The protagonist is a young girl named Josette (depicted in her rollabout on the cover above) who one days spots a small apple tree with a single red apple hanging from its short branches. She climbs out of her rollabout in order to pick the apple, but since she isn't used to using her legs, she initially has to drag herself along the ground using her arms.

Mother spoke from behind the wheel. "There used to be a Great Person, I think. His name was Detroit—and he made the first autos. Before that there were no autos."
"No autos! Josette was astonished. "But what rolled on the endless pavement?"
"There was no endless pavement," said Father.
No pavement! "Then what did Home-a-rollas and School-a-rollas run on?"
"They all stood still."
"Still!" cried Josette. She could hardly imagine it. All her life, except for a few seconds here and there she had rolled on wheels so that the very thought of standing still made her stomach lurch. "But how did people move?"

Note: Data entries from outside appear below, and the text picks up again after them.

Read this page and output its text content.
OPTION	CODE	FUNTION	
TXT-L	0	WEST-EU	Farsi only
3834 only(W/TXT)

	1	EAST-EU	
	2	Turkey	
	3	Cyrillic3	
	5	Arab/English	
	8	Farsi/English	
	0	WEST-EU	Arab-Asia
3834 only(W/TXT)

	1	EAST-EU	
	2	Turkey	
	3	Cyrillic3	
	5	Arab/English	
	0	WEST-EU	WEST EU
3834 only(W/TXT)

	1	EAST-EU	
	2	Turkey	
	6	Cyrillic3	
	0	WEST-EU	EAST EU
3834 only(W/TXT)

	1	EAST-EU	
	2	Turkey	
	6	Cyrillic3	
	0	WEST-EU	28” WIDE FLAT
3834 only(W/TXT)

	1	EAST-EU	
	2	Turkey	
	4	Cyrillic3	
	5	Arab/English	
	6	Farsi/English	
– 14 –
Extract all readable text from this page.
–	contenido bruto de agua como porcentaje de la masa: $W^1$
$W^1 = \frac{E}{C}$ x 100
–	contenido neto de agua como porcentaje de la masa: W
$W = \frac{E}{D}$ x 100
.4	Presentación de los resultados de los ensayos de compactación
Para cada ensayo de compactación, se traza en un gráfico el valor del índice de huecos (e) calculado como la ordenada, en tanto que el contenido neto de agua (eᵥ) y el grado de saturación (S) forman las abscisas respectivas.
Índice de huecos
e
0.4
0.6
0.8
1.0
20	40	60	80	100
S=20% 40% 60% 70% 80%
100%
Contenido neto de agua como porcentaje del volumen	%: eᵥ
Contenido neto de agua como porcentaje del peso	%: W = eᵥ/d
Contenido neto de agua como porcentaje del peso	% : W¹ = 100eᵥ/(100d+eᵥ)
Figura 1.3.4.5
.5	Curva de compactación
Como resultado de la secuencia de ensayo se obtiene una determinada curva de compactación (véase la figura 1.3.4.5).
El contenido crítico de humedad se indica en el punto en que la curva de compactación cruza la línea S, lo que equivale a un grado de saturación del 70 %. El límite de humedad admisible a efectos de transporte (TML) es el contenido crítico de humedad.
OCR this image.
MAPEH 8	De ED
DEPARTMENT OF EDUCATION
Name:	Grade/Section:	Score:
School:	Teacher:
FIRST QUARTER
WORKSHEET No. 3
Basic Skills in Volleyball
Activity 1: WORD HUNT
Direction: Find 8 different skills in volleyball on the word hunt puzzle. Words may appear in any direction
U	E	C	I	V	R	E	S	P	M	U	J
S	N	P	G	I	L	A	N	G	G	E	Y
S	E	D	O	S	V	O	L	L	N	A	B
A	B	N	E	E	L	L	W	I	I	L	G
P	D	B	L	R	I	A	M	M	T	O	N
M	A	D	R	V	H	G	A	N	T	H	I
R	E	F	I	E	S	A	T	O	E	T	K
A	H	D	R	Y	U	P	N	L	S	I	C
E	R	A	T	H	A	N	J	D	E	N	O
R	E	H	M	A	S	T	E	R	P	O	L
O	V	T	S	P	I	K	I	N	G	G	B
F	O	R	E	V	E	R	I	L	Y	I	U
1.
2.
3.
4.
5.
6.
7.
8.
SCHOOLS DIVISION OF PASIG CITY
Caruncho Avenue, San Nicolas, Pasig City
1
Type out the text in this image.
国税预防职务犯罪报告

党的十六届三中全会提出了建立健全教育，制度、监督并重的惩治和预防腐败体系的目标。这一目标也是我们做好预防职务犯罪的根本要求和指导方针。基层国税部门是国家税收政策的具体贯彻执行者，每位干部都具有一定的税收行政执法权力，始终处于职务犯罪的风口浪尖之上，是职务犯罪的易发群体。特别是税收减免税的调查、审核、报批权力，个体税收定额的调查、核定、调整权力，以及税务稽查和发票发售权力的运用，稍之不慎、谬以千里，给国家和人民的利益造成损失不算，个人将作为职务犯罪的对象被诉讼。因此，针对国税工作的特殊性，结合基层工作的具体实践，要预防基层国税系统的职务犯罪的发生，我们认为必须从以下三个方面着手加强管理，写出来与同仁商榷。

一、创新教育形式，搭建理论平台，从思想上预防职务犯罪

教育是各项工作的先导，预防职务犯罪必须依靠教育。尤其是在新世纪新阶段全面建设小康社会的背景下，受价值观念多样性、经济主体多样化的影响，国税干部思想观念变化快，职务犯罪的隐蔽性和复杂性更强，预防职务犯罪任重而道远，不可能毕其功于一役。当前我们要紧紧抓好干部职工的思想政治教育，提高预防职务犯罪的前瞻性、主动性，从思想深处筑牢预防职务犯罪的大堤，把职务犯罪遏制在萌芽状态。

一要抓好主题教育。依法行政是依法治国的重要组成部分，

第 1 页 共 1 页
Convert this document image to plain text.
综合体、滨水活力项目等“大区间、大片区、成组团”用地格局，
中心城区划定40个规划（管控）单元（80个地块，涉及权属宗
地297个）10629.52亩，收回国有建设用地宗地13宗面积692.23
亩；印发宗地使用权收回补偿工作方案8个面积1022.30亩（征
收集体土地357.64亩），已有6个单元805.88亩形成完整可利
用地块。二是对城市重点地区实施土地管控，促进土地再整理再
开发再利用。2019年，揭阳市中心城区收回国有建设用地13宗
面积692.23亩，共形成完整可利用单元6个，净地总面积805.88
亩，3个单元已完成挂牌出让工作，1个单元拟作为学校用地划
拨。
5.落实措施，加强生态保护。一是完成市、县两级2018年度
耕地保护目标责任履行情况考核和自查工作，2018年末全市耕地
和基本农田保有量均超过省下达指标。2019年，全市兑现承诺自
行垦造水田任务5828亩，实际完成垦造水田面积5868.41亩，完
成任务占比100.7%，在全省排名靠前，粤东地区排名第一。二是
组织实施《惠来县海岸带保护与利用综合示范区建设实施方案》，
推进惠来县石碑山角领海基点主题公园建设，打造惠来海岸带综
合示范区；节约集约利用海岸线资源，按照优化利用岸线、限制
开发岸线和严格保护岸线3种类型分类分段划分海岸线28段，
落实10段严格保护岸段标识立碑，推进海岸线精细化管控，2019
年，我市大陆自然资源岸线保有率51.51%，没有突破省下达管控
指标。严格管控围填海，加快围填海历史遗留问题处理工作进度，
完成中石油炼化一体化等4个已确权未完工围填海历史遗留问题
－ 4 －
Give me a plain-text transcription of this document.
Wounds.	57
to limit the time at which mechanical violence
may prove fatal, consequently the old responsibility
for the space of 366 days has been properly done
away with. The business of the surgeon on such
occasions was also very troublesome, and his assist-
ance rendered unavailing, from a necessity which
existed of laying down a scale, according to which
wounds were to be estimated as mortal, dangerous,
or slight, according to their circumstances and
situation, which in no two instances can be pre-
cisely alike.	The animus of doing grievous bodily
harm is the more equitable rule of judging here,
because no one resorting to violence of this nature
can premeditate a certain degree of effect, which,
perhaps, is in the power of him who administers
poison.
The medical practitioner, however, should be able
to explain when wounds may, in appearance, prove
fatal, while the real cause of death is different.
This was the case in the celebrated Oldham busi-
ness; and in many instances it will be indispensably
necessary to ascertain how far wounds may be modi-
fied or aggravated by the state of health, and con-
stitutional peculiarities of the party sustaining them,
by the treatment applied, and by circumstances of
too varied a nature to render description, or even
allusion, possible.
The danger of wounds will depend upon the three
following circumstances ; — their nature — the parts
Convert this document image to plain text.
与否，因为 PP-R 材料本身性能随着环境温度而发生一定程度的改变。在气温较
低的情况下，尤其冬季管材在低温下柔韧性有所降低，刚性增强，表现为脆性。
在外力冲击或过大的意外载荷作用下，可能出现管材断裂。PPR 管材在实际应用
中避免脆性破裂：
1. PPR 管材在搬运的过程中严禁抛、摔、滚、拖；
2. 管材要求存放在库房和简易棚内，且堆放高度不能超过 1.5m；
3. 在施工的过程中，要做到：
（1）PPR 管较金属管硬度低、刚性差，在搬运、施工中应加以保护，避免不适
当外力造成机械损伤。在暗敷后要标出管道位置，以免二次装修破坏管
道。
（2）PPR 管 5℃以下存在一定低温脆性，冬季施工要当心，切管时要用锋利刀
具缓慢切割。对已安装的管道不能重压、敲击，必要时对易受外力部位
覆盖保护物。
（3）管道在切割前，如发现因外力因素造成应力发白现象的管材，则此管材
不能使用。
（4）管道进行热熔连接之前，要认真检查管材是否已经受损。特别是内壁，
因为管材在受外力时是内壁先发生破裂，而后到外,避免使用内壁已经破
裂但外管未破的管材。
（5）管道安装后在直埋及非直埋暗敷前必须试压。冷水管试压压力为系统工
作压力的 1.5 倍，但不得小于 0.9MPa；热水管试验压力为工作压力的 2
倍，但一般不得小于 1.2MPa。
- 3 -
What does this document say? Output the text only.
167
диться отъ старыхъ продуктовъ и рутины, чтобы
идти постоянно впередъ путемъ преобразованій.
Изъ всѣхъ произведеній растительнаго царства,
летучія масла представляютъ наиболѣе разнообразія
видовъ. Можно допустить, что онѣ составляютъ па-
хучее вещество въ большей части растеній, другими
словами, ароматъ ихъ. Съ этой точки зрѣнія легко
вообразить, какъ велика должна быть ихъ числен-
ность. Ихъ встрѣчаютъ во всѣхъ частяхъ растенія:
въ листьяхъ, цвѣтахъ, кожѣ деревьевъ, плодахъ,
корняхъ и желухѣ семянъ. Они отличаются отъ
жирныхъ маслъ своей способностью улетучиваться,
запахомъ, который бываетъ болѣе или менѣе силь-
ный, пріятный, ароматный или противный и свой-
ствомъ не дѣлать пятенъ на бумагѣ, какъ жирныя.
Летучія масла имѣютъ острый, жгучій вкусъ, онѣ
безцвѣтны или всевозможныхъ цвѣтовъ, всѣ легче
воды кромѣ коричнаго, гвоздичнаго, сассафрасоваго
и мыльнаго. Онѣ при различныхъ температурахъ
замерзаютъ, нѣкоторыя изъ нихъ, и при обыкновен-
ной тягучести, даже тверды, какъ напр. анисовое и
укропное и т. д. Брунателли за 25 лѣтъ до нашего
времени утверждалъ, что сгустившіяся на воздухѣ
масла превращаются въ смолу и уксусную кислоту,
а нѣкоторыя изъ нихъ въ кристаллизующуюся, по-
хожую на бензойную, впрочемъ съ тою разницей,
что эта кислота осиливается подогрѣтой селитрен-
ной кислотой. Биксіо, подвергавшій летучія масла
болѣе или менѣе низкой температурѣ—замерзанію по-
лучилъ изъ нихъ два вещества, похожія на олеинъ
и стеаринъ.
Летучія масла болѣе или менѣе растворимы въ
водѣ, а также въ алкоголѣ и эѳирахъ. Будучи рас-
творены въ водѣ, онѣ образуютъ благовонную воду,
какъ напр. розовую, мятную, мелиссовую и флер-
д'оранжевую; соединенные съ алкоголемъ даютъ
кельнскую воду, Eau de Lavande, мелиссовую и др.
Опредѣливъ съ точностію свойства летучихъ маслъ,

"They used their legs—first one and then the other. It was called walking. But after a while they grew weary of this and so they invented autos and pavement for the autos to roll smoothly on. The autos made life so very pleasant that they built more and more of them. They cleared the land and tore down buildings to lay more pavement. And then they learned to make an auto with a wire cy—cy—cybernetic brain so that it could do all the things that people did—only better. After that, the Great Computer-mobile whose electronic dashboard controls everything that moves took over all the thinking. It was its idea to keep only enough people for maintenance, to put everyone in a rollabout and every family in a Home-a-rolla, since wheels are so much better, and to put Home-a-rollas in slow-speed lanes for our protection. Then—so that the great autos could go everywhere where it is necessary for them to go, the Great Computer-mobile bulldozed all the trees and covered the remaining grass with pavement."